American baseball player (born 1976)

Jermaine Marcel Clark (born September 29, 1976) is an American former Major League Baseball player who played for several teams between 2001 and 2005.

==Amateur career==
A native of Berkeley, California, Clark attended Will C. Wood High School and the University of San Francisco. In 1995, he played collegiate summer baseball with the Kenosha Kroakers of the Northwoods League (becoming the first Kroaker alumnus to play in the majors), and in 1996 for the Chatham A's of the Cape Cod Baseball League, where he was a league all-star, helped lead the team to the league championship, and was named co-MVP of the league's playoffs. Clark was selected by the Seattle Mariners in the 5th round of the 1997 MLB draft.

==Professional career==
His major league debut came on April 3, , with the Detroit Tigers.

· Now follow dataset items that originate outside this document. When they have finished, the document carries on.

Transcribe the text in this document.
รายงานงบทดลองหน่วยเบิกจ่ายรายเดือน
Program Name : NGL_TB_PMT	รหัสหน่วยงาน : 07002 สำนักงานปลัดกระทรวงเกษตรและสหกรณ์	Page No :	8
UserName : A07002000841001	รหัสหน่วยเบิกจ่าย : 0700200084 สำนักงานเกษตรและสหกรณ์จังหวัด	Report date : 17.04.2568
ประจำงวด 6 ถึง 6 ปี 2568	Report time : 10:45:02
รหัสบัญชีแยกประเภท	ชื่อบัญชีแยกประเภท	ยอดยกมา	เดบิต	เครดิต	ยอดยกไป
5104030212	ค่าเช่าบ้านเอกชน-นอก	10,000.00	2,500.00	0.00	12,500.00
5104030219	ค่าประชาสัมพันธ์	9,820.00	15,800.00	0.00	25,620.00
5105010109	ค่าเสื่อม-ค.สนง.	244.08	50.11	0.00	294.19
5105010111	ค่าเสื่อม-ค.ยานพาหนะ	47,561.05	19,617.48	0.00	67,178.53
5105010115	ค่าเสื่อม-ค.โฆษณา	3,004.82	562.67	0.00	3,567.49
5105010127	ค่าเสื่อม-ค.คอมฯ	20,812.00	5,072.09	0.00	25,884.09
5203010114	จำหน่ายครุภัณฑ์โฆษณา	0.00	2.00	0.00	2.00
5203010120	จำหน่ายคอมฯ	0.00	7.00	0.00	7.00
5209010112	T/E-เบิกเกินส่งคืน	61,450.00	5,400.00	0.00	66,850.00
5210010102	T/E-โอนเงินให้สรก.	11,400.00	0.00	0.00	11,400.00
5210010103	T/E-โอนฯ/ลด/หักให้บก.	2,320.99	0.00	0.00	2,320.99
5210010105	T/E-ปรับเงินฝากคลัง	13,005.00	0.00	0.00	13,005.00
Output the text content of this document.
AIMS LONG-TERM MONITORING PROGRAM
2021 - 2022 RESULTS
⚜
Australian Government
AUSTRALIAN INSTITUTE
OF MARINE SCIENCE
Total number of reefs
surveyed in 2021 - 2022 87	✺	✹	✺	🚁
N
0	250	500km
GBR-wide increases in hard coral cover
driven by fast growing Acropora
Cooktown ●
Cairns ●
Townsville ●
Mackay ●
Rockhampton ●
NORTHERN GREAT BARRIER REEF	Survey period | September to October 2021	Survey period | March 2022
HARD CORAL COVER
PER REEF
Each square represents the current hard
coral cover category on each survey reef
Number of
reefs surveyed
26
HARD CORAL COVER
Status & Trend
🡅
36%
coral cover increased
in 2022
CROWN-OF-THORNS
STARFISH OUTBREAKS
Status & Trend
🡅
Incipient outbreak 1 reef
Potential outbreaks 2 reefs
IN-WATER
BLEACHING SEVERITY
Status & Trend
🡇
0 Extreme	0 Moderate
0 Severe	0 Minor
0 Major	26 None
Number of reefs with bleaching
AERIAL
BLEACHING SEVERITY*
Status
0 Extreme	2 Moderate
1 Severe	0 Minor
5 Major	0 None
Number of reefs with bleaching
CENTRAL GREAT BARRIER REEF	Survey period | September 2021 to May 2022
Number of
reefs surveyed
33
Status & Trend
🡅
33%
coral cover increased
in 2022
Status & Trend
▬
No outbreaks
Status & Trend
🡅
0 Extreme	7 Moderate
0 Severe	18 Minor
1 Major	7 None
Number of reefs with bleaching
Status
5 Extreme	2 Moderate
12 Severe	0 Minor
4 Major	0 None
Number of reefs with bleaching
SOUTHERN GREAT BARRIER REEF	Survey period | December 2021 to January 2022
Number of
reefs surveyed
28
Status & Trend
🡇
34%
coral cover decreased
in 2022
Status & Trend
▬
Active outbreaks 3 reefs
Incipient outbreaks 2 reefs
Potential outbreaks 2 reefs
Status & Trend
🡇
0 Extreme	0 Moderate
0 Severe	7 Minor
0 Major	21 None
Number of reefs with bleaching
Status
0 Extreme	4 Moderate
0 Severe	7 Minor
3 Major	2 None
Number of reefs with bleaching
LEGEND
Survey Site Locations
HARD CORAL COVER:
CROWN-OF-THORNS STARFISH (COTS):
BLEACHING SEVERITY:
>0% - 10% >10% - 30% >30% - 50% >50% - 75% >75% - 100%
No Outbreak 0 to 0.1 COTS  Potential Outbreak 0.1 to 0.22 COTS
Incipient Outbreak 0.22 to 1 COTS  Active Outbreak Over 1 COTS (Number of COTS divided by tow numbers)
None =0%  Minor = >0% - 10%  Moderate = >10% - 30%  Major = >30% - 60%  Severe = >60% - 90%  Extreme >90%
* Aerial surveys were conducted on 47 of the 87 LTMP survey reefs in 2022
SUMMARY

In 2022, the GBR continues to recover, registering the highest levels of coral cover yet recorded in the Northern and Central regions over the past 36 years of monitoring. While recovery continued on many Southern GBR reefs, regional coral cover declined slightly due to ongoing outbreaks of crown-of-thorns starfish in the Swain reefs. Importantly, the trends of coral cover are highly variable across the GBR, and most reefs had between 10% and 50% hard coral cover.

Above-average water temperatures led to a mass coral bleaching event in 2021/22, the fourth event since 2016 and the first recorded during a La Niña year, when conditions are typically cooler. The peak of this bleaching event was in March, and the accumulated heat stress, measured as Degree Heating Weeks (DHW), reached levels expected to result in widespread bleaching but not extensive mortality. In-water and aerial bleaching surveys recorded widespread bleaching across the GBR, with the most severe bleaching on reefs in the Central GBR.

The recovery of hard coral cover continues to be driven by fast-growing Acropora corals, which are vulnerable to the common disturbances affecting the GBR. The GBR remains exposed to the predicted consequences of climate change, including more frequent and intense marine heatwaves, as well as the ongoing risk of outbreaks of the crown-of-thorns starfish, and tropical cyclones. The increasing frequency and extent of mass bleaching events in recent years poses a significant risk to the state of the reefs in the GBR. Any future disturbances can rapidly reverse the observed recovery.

In his major league career, he also played for the Texas Rangers, San Diego Padres, Cincinnati Reds, and Oakland Athletics. He played second base and all three outfield positions in his 46-game career, but he only managed to hit .154 during his time in the big leagues.

==Scouting & coaching career==
After his playing career ended, Clark has worked as a scout for the Oakland Athletics, and an assistant coach for Fresno State University's baseball team. He is currently the Northern California area scout for the Colorado Rockies.